Reversing Utility Tariff Hikes Facing Difficulties

    Ghana's Public Utilities Regulatory Commission indicates tariff adjustments are crucial for power stability and financial viability.

    2 min read3 min listen
    Reversing Utility Tariff Hikes Facing Difficulties

    Ghana's Public Utilities Regulatory Commission (PURC) has indicated that reversing the recently implemented utility tariff adjustments for the third quarter of 2026 will be extremely difficult. These tariff hikes, which took effect on July 1, 2026, increased electricity tariffs by 3.49% and water tariffs by 0.85%.

    The utility regulator stated these adjustments are essential for maintaining a stable power supply and addressing the escalating costs of financing fuel for electricity generation.

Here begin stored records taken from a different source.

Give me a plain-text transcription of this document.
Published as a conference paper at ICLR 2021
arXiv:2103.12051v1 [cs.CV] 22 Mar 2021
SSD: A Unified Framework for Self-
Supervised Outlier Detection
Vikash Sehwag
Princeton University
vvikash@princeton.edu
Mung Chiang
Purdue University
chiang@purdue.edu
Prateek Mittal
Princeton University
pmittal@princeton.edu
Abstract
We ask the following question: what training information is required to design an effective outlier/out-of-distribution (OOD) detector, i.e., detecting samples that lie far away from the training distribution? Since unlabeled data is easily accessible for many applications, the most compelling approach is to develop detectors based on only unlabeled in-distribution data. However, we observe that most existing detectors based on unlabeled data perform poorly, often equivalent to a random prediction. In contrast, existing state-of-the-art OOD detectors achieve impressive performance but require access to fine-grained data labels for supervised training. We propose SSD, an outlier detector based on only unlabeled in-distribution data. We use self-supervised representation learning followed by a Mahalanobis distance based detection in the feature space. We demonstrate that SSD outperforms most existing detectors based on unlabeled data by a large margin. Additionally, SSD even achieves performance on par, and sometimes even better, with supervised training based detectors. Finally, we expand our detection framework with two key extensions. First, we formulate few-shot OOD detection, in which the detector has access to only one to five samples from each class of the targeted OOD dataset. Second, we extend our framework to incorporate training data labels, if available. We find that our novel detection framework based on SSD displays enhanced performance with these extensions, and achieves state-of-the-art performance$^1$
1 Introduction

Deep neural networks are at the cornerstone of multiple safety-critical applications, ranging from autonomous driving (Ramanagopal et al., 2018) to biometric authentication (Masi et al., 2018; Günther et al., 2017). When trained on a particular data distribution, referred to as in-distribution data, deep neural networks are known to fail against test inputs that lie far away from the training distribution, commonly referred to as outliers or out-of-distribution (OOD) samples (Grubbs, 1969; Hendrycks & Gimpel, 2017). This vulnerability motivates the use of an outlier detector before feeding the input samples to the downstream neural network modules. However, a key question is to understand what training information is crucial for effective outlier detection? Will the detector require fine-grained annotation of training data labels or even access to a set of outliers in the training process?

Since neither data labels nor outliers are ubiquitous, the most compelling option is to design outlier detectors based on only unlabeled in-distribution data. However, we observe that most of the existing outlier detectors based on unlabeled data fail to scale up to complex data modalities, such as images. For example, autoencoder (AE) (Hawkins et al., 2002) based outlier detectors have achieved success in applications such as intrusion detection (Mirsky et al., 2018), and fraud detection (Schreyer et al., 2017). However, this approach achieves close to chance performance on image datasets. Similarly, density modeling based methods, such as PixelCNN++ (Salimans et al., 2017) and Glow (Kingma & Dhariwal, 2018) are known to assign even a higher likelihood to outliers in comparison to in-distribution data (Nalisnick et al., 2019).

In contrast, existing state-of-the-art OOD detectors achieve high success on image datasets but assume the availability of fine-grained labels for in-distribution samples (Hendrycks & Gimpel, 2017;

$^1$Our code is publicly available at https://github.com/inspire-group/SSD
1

The tariff review also aims to ensure the financial health of power producers and distribution companies. Without these adjustments, the power sector faces significant financial shocks.

    This development comes as Ghana continues to navigate complex economic challenges, including inflation and the depreciation of the Ghana cedi against major foreign currencies. The PURC’s decision highlights the ongoing struggle to balance consumer affordability with the operational sustainability of critical public services. Previous data from the Bank of Ghana has shown persistent economic pressures, even as non-performing loans decline in the banking sector.

    Dr. Shafic Suleman, the Executive Secretary of the PURC, confirmed the difficulty in reversing the tariffs in an interview. He stated the power sector carries substantial debt, necessitating innovative solutions like the proposed tariff review. Dr. Suleman also noted the tariff review incorporated forward-looking indicators such as inflation and the cedi's performance.

    The PURC's stance implies that consumers and businesses should brace for these higher utility costs to persist for the foreseeable future. Decision-makers in industries and households will need to adjust budgeting to accommodate the increased expenditure. The move also signals the government's commitment to ensuring the long-term viability of the utility sector, potentially at the cost of immediate consumer relief. Future energy policy and market responses will likely be shaped by these sustained tariff levels.

    The Commission detailed that the adjustments are part of its quarterly tariff review mechanism. This mechanism accounts for changes in key operational factors affecting utility providers. These factors include the exchange rate between the Ghana cedi and the US dollar, overall inflation, the electricity generation mix, and the cost of fuel, especially natural gas used in thermal power production.

    The PURC aims to preserve the real value of tariffs and support the delivery of reliable services through these reviews. Dr. Suleman stressed that utility companies often do not break even even with current tariff levels, requiring government intervention monthly. He also explained that the tariff-setting model now includes forward-looking indicators to anticipate and mitigate the impact of external events, such as exchange rate fluctuations.